Mas aliviada.  Sem o peso-da eternidade sobre mim. 

               Essa crônica é linda.  Ela aborda a experiência simples de uma criança que está a provar pela primeira vez chicle.  É algo ordinário que se torna extraordinária.  A criança de primeiro é tomada de espanto, cativada pela idéia de uma bala durar para sempre.  Ao mastigar a bala infinita a criança fica nervosa.  Não é que ela não gosta do chicle mas que o gosto da eternidade é assustador para ela.  Ela diz mesmo "Eu não quis confessar que não estava à altura da eternidade."
              Clarice Lispector escreveu uma crônica típica e tão perfeita. Ela conseguiu pegar uma experiência cotidiana e fazê-la real para o leitor.  O leitor olharia para o chicle de modo novo.

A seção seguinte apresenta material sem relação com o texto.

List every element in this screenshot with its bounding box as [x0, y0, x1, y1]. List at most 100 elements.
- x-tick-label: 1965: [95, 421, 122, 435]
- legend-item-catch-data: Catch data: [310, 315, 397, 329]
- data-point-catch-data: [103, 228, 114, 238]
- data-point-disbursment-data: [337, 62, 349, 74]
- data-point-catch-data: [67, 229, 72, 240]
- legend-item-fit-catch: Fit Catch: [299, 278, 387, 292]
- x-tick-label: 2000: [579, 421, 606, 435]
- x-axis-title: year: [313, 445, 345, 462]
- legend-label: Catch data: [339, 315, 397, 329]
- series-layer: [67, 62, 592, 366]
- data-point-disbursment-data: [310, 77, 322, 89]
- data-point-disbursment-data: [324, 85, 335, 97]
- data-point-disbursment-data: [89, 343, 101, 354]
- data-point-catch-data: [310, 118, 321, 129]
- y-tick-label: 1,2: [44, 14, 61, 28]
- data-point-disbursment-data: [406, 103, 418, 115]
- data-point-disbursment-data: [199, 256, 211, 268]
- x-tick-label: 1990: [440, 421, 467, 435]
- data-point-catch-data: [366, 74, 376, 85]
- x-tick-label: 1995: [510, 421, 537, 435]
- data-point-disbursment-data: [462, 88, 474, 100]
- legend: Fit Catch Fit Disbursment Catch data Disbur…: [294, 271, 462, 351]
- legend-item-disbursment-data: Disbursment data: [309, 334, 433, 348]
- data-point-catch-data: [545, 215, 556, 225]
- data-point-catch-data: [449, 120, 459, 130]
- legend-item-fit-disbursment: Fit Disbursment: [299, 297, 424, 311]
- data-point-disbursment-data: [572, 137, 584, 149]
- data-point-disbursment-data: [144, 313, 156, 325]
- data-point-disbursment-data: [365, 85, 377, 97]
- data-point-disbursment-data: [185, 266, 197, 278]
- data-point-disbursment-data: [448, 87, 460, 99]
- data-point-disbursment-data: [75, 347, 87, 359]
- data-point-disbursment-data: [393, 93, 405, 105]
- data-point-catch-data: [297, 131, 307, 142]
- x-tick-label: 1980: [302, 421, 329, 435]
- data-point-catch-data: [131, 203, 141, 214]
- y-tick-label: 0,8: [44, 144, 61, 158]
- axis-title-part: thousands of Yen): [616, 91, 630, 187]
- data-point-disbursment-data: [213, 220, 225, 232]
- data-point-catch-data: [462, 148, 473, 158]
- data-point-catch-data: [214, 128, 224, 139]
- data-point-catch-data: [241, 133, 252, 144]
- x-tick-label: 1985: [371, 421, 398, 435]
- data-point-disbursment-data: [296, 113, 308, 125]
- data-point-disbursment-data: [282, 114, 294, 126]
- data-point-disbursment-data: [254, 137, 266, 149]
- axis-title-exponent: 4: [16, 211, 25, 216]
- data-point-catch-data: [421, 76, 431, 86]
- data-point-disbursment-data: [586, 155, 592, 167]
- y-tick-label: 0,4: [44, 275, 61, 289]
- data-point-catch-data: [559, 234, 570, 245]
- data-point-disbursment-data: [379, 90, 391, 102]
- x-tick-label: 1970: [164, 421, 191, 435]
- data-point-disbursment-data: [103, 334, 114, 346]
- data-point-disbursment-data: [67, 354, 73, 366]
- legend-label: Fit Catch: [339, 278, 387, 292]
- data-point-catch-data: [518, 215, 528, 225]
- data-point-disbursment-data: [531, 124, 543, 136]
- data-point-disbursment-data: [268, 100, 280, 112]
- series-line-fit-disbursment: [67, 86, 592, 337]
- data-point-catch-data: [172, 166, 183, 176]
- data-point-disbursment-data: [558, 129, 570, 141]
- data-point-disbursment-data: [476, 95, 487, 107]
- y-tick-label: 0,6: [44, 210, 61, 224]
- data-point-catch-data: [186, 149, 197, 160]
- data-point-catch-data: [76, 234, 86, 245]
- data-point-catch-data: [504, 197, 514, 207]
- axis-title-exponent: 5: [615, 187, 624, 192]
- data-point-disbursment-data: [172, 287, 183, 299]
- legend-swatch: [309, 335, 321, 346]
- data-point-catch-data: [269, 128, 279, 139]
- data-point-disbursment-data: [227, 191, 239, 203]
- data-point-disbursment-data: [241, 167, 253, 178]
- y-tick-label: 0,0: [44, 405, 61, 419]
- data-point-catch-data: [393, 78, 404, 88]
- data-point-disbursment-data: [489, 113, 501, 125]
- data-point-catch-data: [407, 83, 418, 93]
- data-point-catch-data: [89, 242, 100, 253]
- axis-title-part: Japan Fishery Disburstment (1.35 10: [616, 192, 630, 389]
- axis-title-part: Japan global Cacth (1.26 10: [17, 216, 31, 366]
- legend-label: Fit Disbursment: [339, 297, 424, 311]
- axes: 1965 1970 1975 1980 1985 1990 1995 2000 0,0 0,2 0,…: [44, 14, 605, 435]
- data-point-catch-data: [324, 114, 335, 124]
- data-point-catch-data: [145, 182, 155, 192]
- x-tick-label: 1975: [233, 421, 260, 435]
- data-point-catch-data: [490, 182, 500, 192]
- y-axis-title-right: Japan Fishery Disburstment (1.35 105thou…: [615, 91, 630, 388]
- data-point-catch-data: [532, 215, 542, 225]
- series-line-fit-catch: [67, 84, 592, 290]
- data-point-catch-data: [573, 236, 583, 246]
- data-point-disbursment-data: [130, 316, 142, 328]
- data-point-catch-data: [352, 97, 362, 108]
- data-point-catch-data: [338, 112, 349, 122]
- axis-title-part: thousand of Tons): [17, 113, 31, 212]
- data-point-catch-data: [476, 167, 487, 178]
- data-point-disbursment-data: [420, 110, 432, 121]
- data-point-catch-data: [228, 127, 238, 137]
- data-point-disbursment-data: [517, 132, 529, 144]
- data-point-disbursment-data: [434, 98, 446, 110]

Thursday, February 2, 2012

Conto (não conto) -Sérgio Sant´Anna

Aqui, um território vazio, espaços, um pouco mais qu nada.  Ou muito, não se sabe.  Mas não há ninguém, é certo.  Uma cobra, talvez, insinuando-se pelas pedras e pela pouca vegetação.  Mas o que é uma cobra quando não há nenhum homem por perto? Ela pode apenas cravar seus dentes numa folha, de onde escorre um líquido leitoso.  Do alto desta folha, um inseto alça vôo, solta zumbidos, talvez de medo da cobra.  Mas o que são os zumbidos se não há ninguém para escutá-los? São nada.  Ou tudo.  Talvez não se possa separá-los do silêncio ao seu redor.  E o que é também o silêncio se não existem ouvidos?  Perguntem, por exemplo, a esses arbustos.  Mas arbustos não respondem.  E como poderiam responder?  Com o silêncio lógico, ou um imperceptível bater de suas folhas.  Mas onde, como, foi feita essa divisão entre som e silêncio, se não com os ouvidos?
......
Mas digam-me: se não há ninguém, como pode alguém contar esta história?  Mas isto não é uma história, amigos.  Não existe história onde nada acontece.  E uma coisa que não é uma história talvez não precise de alguém para contá-la.  Talvez ela se conte sozinha. 

Mas contar o que, se não há o que contar?  Então está certo: se não há o que contar, não se conta.  Ou então se conta o que não há para contar. 

-Este conto é simplemente esplêndido.  Lembrou-me de um provérbio chinês que diz "Se uma árvore cair na floresta e não houver ninguém para vê-la cair, será que a árvore caiu?"  Várias análises poderiam ser feitas deste conto mas prefiro uma que seja simples e direta.  Este conto metaliterário sugere coisas relacionadas à importância da percepção, dos variados pontos de vista e de perspectivas divergentes.   Será mesmo que importa uma cobra onde não há ninguém por perto?  A cobra importa sim e também não.  Não importa para o homem que não está perto.  Importa para o ambiente, o inseto por exemplo, e para a história do conto.  Será que pode contar o que não há para ser contado?  A mente do leitor se engasga neste pensamento e isto acaba criando uma atenção forte que cativa e entrete a imaginação do leitor, um aspecto digno de notar.  Tudo na história se torna mais claro e vívido.  Mas não se resolve a questão e o leitor é deixado com um pouco de confusão na cabeça.